В исторической ретроспективе термин "психосоматика" предложен немецким психиатром Иоганном Хайнротом (Johann C.A. Heinroth) в 1818 году, который постулировал связь психогенных фактором с возникновением соматических заболеваний.

В 1950 г. профессор Чикагского института психоанализа Университета Иллинойса Франц Александер (Franz Alexander), в процессе изучения зависимости характера соматических нарушений от структуры и длительности негативных эмоциональных переживаний, сформировал группу заболеваний, которую назвал «Чикагской Семёркой» («Chicago Seven») или «священной семёркой» («Holy Seven»). Нет, это не гангстерская группировка, – это перечень основных «классических» психосоматических расстройств, в возникновении которых значительная роль принадлежит нарушениям мышления, регуляции эмоций и поведения: 1. язвенная болезнь желудка и двенадцатиперстной кишки; 2. Неспецифический язвенный колит; 3. бронхиальная астма; 4. тиреотоксикоз; 5. эссенциальная гипертензия; 6. Ревматоидный артрит; 7. нейродермит. Как свидетельствуют данные популяционных исследований, на счету этой семерки намного больше жизней, чем у самой большой преступной группировки.
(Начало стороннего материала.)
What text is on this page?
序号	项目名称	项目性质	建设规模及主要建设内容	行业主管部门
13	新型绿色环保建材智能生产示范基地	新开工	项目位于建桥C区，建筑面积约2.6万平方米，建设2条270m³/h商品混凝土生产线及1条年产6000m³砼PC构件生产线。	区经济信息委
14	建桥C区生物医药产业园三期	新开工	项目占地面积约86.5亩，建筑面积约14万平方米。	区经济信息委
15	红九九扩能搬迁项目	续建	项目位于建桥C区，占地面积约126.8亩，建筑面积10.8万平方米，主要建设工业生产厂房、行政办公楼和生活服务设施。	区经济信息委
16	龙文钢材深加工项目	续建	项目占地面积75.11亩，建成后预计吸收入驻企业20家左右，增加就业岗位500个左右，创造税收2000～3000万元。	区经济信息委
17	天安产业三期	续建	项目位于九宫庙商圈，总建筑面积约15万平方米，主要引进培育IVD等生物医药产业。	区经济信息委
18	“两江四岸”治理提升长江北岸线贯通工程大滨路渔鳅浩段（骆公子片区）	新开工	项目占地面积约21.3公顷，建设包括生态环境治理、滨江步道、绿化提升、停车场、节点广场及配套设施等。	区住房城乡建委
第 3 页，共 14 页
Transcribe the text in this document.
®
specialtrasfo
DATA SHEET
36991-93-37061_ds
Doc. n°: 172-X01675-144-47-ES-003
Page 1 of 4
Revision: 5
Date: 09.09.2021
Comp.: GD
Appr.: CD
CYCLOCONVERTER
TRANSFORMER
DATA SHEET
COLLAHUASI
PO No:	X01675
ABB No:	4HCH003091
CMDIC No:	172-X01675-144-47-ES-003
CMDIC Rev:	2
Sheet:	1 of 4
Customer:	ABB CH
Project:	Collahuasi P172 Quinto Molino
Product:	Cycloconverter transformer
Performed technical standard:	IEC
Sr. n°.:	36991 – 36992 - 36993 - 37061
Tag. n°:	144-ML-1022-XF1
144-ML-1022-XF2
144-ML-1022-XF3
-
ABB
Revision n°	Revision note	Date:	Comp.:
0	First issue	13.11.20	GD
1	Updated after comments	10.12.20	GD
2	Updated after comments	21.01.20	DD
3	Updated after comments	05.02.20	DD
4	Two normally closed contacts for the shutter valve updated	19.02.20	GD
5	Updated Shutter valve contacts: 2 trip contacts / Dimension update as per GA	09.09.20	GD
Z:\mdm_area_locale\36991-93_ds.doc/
Спустя немногим более четверти века, в 1997 г. Джорджем Энгелем (George L. Engel) и Джоном Романо (Jon Romano) была предложена биопсихосоциальная модель, ставшая поворотным пунктом в практике современной медицинской диагностики и лечения психосоматических расстройств. В основе модели — обобщённый подход, согласно которому в развитии болезни или какого-либо расстройства у человека играют важную роль биологические (генетические, эпигенетические, нейрофизиологические, соматические физиологические, биохимические и др.), ментальные/когнитивные (мышление, эмоции, поведение больного) и социальные факторы (особенности межличностных коммуникаций, иерархия в группе, социально-экономический статус, культурные традиции, уровень развития медицины). Модель позволяет рассматривать болезнь как результат взаимодействия механизмов на генетическом, молекулярно-биологическом, клеточном, тканевом, организменном, межличностном и экологическом уровнях. А анализ любого заболевания в рамках модели подразумевает исследование психики человека, его нервной системы, тела и окружающую социальную среду как важнейшие компоненты общей системы, определяемой как «экологическая перспектива».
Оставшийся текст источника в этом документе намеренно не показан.